The Court of Appeal appears to have rescued the appellant in County of Orange v. Superior Court from a couple of potentially fatal procedural miscues. First, the appellant sought to stay the judgment of the superior court pending appeal by filing a “petition for writ of mandate, prohibition, or other appropriate relief.”. The court comes to the rescue, noting: “We treated the Department’s petition as a petition for writ of supersedeas, and, on our own motion, granted the Department’s request for an immediate stay of the proceedings.”
Generally, supersedeas is the appropriate procedure to get a stay of the trial court judgment pending appeal. The purpose of the writ is to suspend the trial court’s authority to enforce the judgment and thus preserve the jurisdiction of the appellate court to hear the matter. Without the writ, the case may become moot.

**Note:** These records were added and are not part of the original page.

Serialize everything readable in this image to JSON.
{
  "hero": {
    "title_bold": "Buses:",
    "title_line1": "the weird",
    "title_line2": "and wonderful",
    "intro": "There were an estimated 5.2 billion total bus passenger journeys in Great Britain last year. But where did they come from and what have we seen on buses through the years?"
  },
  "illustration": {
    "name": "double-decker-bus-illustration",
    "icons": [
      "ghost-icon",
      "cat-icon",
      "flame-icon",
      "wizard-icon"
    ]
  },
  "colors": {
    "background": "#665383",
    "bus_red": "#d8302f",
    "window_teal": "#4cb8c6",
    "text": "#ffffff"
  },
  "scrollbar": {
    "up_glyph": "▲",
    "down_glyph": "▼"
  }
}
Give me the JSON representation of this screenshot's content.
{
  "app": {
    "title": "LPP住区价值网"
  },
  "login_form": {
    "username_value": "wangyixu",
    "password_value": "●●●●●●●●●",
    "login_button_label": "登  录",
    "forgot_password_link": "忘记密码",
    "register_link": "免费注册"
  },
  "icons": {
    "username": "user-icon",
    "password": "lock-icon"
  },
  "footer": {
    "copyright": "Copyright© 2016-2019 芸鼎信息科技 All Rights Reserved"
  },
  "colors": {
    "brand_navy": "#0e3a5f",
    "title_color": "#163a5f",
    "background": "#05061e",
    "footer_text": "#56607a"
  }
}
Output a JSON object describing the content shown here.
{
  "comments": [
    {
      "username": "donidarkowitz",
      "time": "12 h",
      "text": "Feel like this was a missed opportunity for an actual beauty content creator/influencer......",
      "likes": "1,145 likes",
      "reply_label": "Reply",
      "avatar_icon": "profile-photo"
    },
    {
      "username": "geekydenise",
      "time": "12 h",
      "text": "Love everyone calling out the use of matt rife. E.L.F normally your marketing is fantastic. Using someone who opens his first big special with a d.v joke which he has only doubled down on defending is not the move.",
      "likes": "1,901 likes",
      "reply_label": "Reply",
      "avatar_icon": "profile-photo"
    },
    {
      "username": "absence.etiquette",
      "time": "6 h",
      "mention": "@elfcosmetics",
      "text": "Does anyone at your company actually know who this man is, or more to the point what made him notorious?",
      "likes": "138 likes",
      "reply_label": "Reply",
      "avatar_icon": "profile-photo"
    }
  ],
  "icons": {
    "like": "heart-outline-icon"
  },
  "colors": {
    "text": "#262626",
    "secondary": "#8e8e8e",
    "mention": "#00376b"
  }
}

In this case, the court also appears to have rescued the appellant on another issue. According to real party, the order at issue is not appealable. The Court of Appeal did not rule on that assertion and instead exercised its “discretion to treat the appeal as a petition for writ of mandate.”

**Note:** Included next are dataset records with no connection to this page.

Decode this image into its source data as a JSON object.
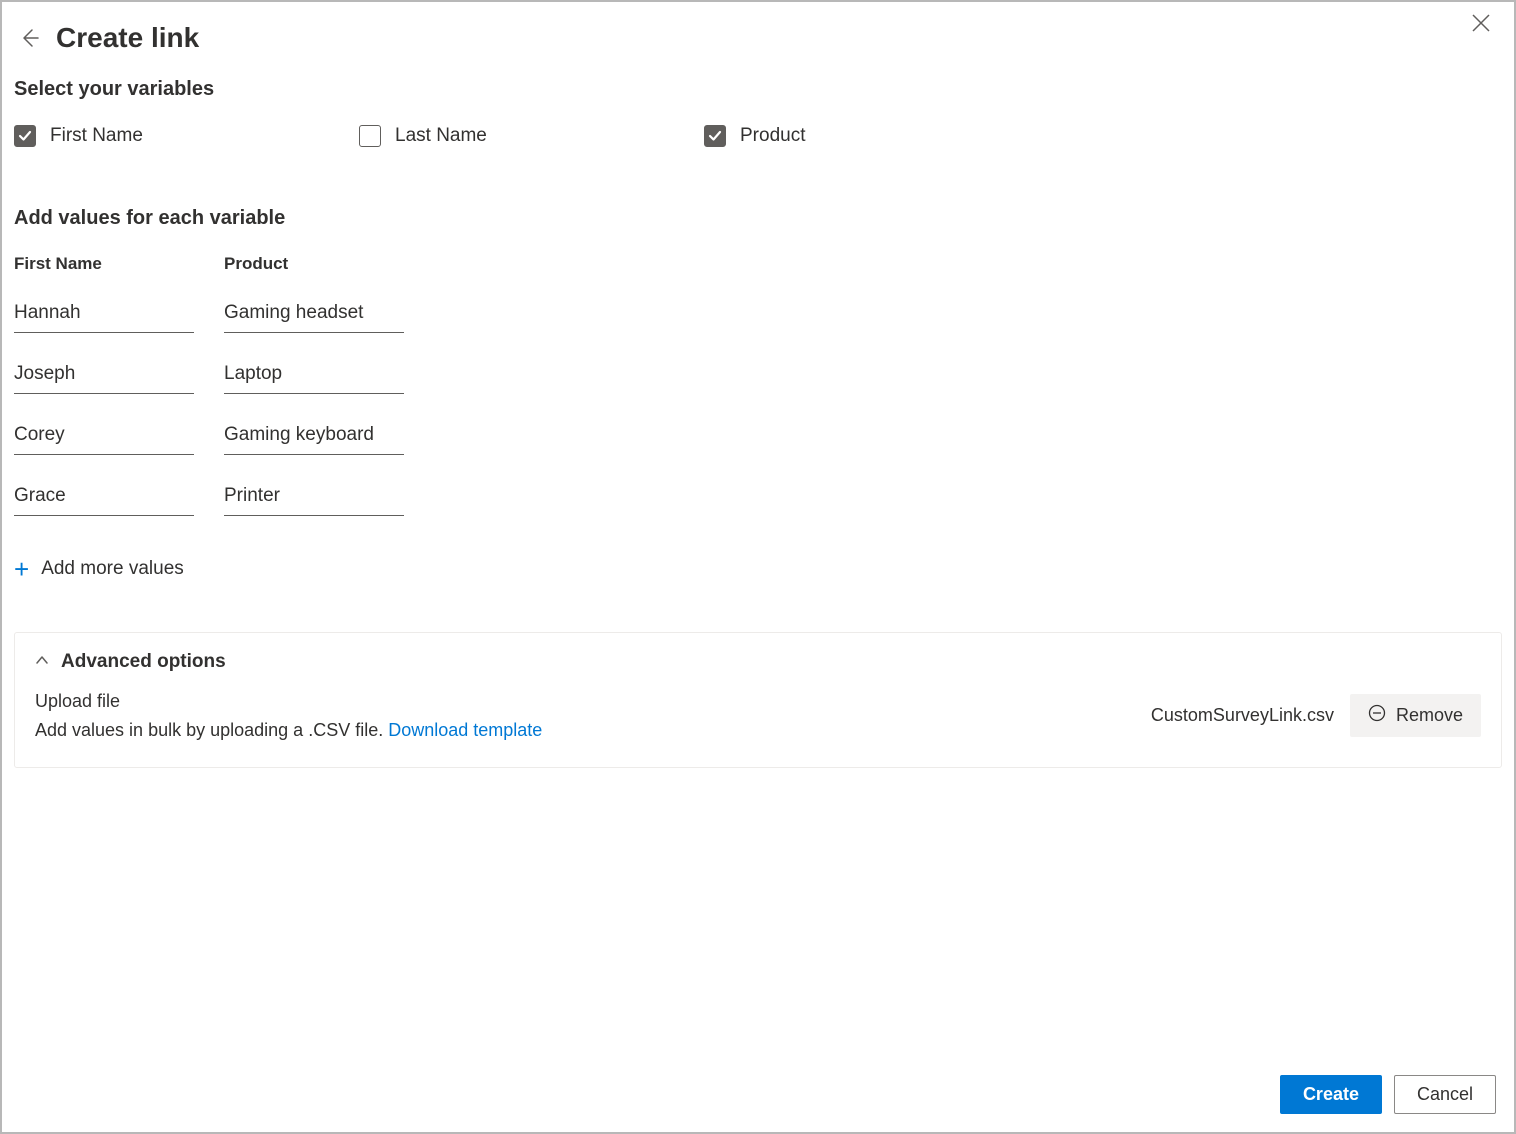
{
  "header": {
    "title": "Create link"
  },
  "sections": {
    "selectVariables": "Select your variables",
    "addValues": "Add values for each variable"
  },
  "variables": [
    {
      "label": "First Name",
      "checked": true
    },
    {
      "label": "Last Name",
      "checked": false
    },
    {
      "label": "Product",
      "checked": true
    }
  ],
  "table": {
    "headers": [
      "First Name",
      "Product"
    ],
    "rows": [
      {
        "firstName": "Hannah",
        "product": "Gaming headset"
      },
      {
        "firstName": "Joseph",
        "product": "Laptop"
      },
      {
        "firstName": "Corey",
        "product": "Gaming keyboard"
      },
      {
        "firstName": "Grace",
        "product": "Printer"
      }
    ]
  },
  "addMore": "Add more values",
  "advanced": {
    "title": "Advanced options",
    "uploadLabel": "Upload file",
    "uploadDescription": "Add values in bulk by uploading a .CSV file. ",
    "downloadLink": "Download template",
    "fileName": "CustomSurveyLink.csv",
    "removeLabel": "Remove"
  },
  "buttons": {
    "create": "Create",
    "cancel": "Cancel"
  }
}
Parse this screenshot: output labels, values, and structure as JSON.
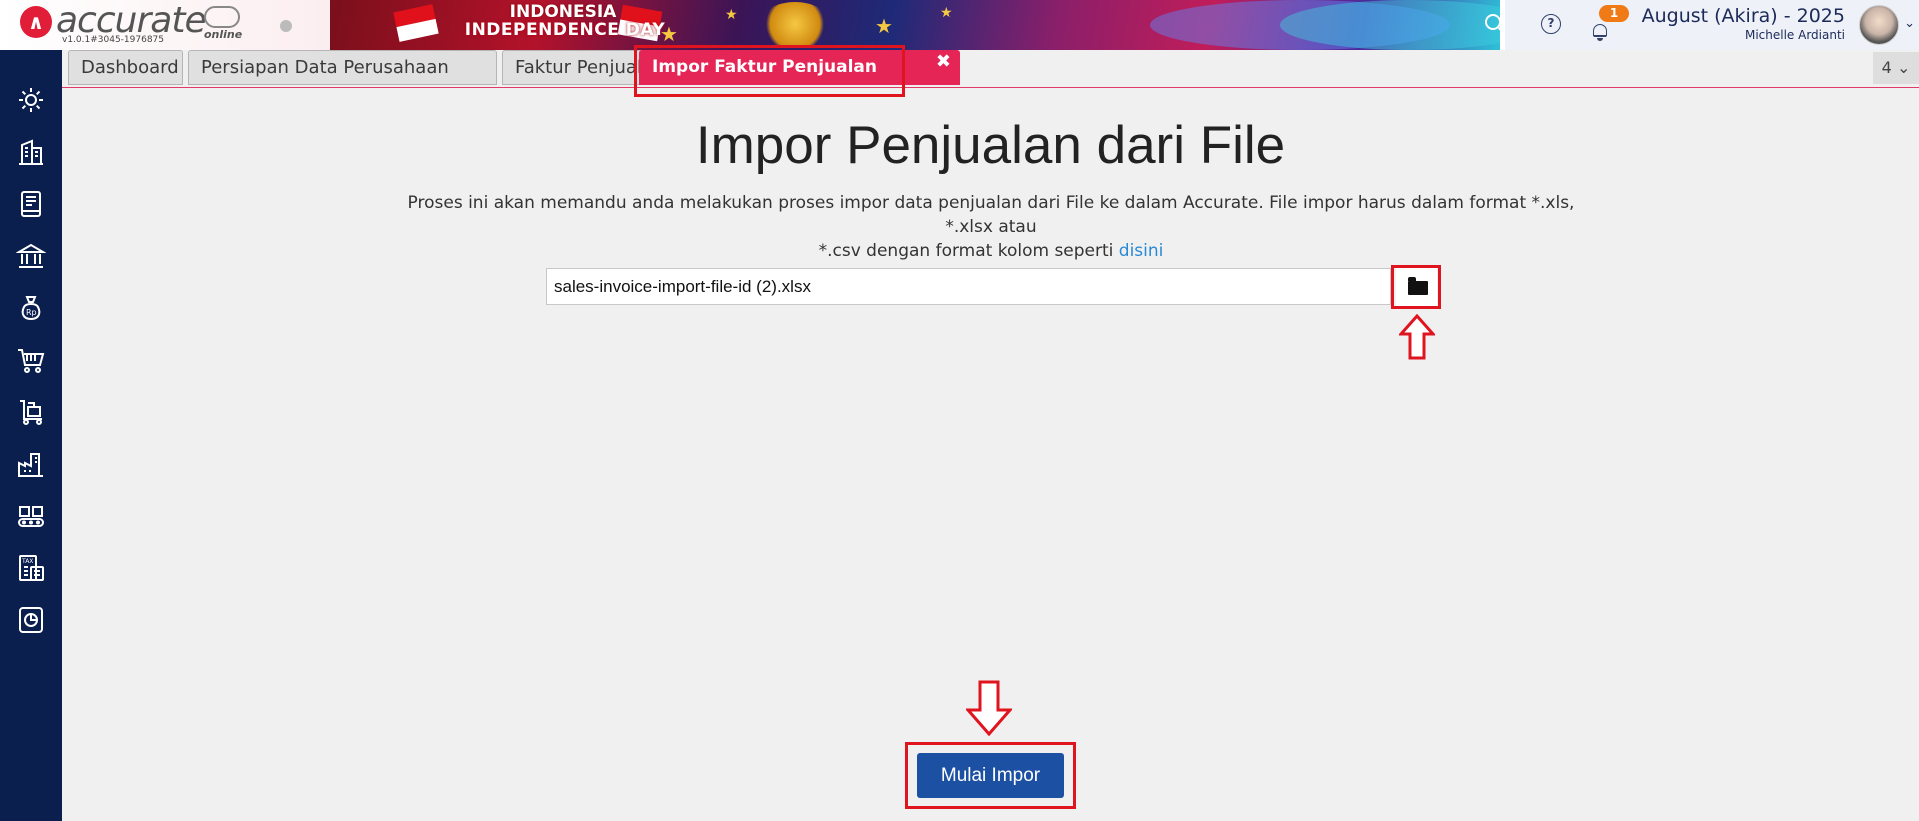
{
  "app": {
    "logo_text": "accurate",
    "logo_sub": "online",
    "version": "v1.0.1#3045-1976875"
  },
  "banner": {
    "line1": "INDONESIA",
    "line2": "INDEPENDENCE DAY"
  },
  "header": {
    "notification_count": "1",
    "company": "August (Akira) - 2025",
    "user": "Michelle Ardianti",
    "help_glyph": "?",
    "chevron": "⌄"
  },
  "sidebar": {
    "items": [
      {
        "icon": "gear-icon"
      },
      {
        "icon": "building-icon"
      },
      {
        "icon": "ledger-icon"
      },
      {
        "icon": "bank-icon"
      },
      {
        "icon": "money-bag-icon"
      },
      {
        "icon": "cart-icon"
      },
      {
        "icon": "trolley-icon"
      },
      {
        "icon": "factory-icon"
      },
      {
        "icon": "conveyor-icon"
      },
      {
        "icon": "tax-icon"
      },
      {
        "icon": "report-icon"
      }
    ]
  },
  "tabs": [
    {
      "label": "Dashboard",
      "closable": false,
      "active": false
    },
    {
      "label": "Persiapan Data Perusahaan",
      "closable": false,
      "active": false
    },
    {
      "label": "Faktur Penjualan",
      "closable": true,
      "active": false
    },
    {
      "label": "Impor Faktur Penjualan",
      "closable": true,
      "active": true
    }
  ],
  "tab_count": "4",
  "main": {
    "title": "Impor Penjualan dari File",
    "description_line1": "Proses ini akan memandu anda melakukan proses impor data penjualan dari File ke dalam Accurate. File impor harus dalam format *.xls, *.xlsx atau",
    "description_line2": "*.csv dengan format kolom seperti",
    "link_text": "disini",
    "file_value": "sales-invoice-import-file-id (2).xlsx",
    "start_button": "Mulai Impor"
  },
  "colors": {
    "sidebar": "#0a1f4e",
    "active_tab": "#e52556",
    "primary_button": "#1c50a3",
    "highlight": "#e0141e",
    "link": "#2a8ad4"
  }
}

This raises an interesting question with regard to conversion of the first writ into a writ of supersedeas. As noted above, the purpose of that writ is to preserve the court’s appellate jurisdiction (Cal Rule of Court 8.112; CCP § 923). If the court was going to treat the matter as a petition for writ of mandate in the end, was it necessary to convert the first writ into a writ of supersedeas? Does this give the real party grounds to argue that the court acted in excess of its jurisdiction in granting that writ and the immediate stay?